Снова в Веймаре. Разлад с матерью


   Как раз тогда, когда Шопенгауэр сделался доктором и появилась на свет его первая книга, 18 октября 1813 года произошла битва русских, прусских и австрийских войск с Наполеоном при Лейпциге, унесшая и покалечившая не менее ста тысяч человек. Разбитая армия Наполеона откатывалась на север и запад; в тихих долинах близ Рудольштадта появились казаки и австрийцы. Нужно было менять убежище.
   5 ноября Артур покинул Рудольштадт и вернулся в Веймар. На оконном стекле своей комнаты в Рудольштадте он нацарапал: «Здесь жил в 1813 году Арт. Шопенгауэр», а также цитату из Горация: «Славен дом, глядящий в дальние поля». Почти полвека спустя один из почитателей Шопенгауэра совершит паломничество, чтобы прочесть эту надпись как «священную реликвию» (так иронически прокомментирует это событие уже знаменитый философ) (133. S. 186).
   В дом матери Артуру возвратиться было непросто. Остановившись у нее при бегстве из Берлина, он застал там нового друга дома. Тайный архивариус Георг Мюллер фон Герстенберг поселился в начале 1913 года в комнатах, расположенных над покоями Иоанны. Он столовался у нее, присутствовал на ее приемах, сопровождал ее к знакомым. Он был моложе Иоганны на 12 лет. Она познакомилась с ним в Роненнбурге за три года до его переезда в Веймар. Тогда они вместе совершили путешествие в Дрезден. Ходили слухи, что Иоганна собирается выйти за него замуж. Жена Гете прямо писала об этом мужу. О нем было известно, что он стремился сделать карьеру; присоединив к своей фамилии Мюллер знатное имя дяди — фон Герстенберг, он таким образом рассчитывал проникнуть в высшие круги; он писал романы и стихи и любил возвышенные беседы, выказывая себя при этом натурой утонченной и меланхоличной, что неотразимо действовало на некоторых женщин. Впрочем, иные видели в нем продувную бестию.
   Неизвестно, любила ли его Иоганна, но ей явно льстило, что он предпочитал ее общество общению с более молодыми женщинами. Она нуждалась в душевной дружбе; после смерти Фернова она чувствовала себя одинокой. Она не планировала замужества, поскольку весьма ценила свою независимость (пять-шесть лет назад ей приходилось отказывать претендентам на ее руку), но и не боялась ни слухов, ни двусмысленности, которую видели в ее дружбе с Мюллером-Герстенбергом.

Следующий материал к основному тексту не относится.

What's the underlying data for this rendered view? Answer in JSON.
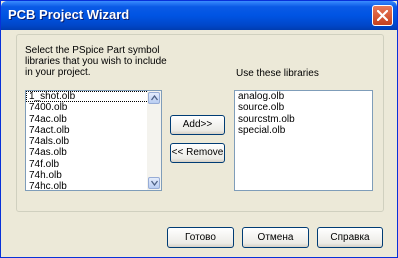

   Положение Иоганны в Веймаре все более упрочивалось: она стала известной писательницей. Сначала она издала описание военных событий 1806-1807 годов, которые ее непосредственно затронули. После смерти Фернова она составила его жизнеописание, чтобы полученными от книги доходами покрыть долг Фернова издателю Котте. Она также издала воспоминания о своих путешествиях по Европе. А затем последовали роман за романом, которые хорошо раскупались; ее даже называли второй мадам де Сталь. В конце 20-х годов Брокгауз издал двадцатитомное собрание ее сочинений. За одно десятилетие она стала знаменитой писательницей Германии.
   В описываемое время писательская карьера матери только начиналась. И Герстенберг подбадривал ее. Они обсуждали свои сочинения. В романе «Габриэла», который пользовался успехом, Иоганна поместила одно из стихотворений Герстенберга. Последний, со своей стороны, опубликовал стихи Адели — сестры Шопенгауэра под своим именем. Можно сказать, что Герстенберг принадлежал к шопенгауэровскому «семейному подряду».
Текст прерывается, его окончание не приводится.